Rarement un rôle aura généré autant de pression et de médiatisation pour un méchant du cinéma. Heath Ledger ayant créé une aura populaire et emblématique sous le costume de Jack The White, seul un acteur au parcours aussi atypique que Jared Leto semblait tailler pour reprendre la cravate de l’énergumène.

Chanteur à la voix puissante et mélancolique au sein de 30 Seconds To Mars, Bartholomew Cubbins de son surnom est un homme aux multiples talents. Chanteur donc, mais aussi compositeur, producteur, mannequin, égérie, et acteur. Activité qui lui réussit relativement bien depuis Requiem For A Dream.
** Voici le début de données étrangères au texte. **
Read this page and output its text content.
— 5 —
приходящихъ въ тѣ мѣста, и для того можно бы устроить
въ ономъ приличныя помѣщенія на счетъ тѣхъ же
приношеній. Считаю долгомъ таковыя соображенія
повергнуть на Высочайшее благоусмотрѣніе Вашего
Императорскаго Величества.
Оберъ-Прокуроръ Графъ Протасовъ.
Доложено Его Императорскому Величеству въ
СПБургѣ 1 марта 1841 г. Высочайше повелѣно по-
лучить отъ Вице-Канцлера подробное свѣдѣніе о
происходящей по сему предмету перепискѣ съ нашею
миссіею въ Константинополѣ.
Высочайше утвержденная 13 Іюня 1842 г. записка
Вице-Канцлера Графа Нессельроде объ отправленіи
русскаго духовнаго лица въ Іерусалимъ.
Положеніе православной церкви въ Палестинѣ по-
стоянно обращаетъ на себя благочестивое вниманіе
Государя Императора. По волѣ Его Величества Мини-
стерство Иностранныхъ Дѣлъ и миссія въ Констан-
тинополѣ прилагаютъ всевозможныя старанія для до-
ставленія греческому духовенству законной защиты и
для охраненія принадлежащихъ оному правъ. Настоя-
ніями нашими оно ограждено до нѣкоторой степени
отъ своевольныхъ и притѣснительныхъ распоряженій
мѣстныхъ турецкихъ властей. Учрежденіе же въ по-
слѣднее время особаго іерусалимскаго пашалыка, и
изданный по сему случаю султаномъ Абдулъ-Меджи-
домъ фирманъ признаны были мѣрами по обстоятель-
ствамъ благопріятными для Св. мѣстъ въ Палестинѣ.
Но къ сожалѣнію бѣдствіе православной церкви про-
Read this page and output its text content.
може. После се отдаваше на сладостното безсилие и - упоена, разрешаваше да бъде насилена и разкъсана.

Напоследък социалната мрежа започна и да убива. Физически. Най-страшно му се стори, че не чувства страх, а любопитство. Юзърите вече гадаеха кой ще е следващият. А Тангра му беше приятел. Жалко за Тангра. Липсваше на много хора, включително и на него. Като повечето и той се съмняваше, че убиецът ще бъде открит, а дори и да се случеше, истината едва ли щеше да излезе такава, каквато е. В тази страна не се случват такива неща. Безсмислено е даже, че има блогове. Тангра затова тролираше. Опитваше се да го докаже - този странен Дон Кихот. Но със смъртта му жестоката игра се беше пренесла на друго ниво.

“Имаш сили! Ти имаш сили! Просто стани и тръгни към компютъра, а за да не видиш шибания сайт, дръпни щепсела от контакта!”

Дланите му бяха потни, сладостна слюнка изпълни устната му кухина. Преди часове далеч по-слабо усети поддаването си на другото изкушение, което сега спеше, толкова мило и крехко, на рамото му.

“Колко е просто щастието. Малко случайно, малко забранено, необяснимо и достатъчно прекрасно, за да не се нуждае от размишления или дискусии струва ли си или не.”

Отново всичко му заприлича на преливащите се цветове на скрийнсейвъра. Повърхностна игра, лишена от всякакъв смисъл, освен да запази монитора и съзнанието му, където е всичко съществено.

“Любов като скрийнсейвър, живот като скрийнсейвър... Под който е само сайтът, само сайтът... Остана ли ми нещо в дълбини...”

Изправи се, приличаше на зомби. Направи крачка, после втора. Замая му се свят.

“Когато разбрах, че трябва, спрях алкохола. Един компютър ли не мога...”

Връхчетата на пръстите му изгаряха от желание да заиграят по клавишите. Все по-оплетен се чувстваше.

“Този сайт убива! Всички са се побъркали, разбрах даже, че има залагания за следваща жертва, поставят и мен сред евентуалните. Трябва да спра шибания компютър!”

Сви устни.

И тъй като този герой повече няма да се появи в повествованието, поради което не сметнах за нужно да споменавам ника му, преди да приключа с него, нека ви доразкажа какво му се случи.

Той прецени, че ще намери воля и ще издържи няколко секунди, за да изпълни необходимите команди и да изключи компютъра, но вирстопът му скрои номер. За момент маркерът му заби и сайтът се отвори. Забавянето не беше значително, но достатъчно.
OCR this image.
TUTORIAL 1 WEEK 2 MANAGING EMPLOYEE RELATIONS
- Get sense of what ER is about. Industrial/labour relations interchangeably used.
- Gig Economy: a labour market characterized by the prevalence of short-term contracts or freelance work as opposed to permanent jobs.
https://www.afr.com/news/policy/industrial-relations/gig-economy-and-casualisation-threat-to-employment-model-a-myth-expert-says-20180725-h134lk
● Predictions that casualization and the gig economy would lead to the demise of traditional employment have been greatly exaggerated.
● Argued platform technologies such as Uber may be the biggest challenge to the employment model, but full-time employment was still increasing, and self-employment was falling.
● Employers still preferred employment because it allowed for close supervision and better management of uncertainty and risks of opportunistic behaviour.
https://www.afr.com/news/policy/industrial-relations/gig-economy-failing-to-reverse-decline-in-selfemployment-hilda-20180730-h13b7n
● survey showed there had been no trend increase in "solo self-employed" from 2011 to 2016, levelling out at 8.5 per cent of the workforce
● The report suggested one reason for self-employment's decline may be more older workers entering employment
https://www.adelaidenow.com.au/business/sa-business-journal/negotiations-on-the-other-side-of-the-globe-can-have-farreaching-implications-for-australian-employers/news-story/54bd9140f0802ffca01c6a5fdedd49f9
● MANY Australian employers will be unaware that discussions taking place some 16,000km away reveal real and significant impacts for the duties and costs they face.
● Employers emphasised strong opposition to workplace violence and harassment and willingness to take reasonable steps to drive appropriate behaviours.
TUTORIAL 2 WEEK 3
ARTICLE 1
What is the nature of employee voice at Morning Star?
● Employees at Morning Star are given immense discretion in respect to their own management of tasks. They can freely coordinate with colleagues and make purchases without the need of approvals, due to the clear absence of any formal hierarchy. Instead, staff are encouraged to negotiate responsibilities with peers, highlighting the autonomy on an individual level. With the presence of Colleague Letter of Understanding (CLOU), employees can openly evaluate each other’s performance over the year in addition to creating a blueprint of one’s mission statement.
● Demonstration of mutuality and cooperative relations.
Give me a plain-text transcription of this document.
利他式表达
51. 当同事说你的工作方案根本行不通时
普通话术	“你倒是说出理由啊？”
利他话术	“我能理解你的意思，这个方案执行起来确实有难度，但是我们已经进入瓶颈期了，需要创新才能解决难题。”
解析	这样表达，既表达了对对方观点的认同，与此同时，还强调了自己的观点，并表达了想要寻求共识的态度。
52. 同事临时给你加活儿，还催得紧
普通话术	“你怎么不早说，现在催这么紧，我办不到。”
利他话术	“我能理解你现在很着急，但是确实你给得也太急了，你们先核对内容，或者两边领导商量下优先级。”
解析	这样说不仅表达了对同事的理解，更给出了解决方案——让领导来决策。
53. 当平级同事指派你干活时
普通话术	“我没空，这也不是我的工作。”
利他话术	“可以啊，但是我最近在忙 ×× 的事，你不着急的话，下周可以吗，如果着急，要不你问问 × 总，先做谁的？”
Sa filmographie paraît irréelle pour ce jeune quarantenaire, constituée de longs-métrages cultes (La Ligne Rouge, Fight Club, American Psycho), de grosses productions hollywoodiennes (Panic Room, Alexandre, Lord Of War), d’OVNIs scénaristiques (Highway, Mr Nobody) et du génial Dallas Buyers Club. Le film lui vaudra l’Oscar du meilleur acteur dans un second rôle. Une consécration pour ce spécialiste du second plan au grand écran.


L’influence des comics

Le burlesque bad boy apparaîtra à l’écran en 2016, dans le film Suicide Squad de David Ayer (End Of Watch, Sabotage, Fury). Jared Leto s’inspire pour son jeu, de deux comics profondément troublants, de par leur noirceur et l’ingéniosité de leur Joker, d’une intelligence phénoménale: “The Dark Knight Returns” de Frank Miller et “The Killing Joke” d’Alan Moore.

Ce mélange transforme la gueule de l’acteur de façon surprenante. Cheveux plaqués teintés d’un vert émeraude glam-rock, smoking sur-mesure aux couleurs excentriques, teint blafard et sourire à rallonge en demi-teinte, qu’arrive-t-il à Mr. J ? Une réinterprétation qui a l’audace d’être innovante et osée. Souhaitons que la facette bling-bling et superproduction hollywoodienne de l’industrie DC ne tarira pas l’image machiavélique de l’ennemi juré de Batman.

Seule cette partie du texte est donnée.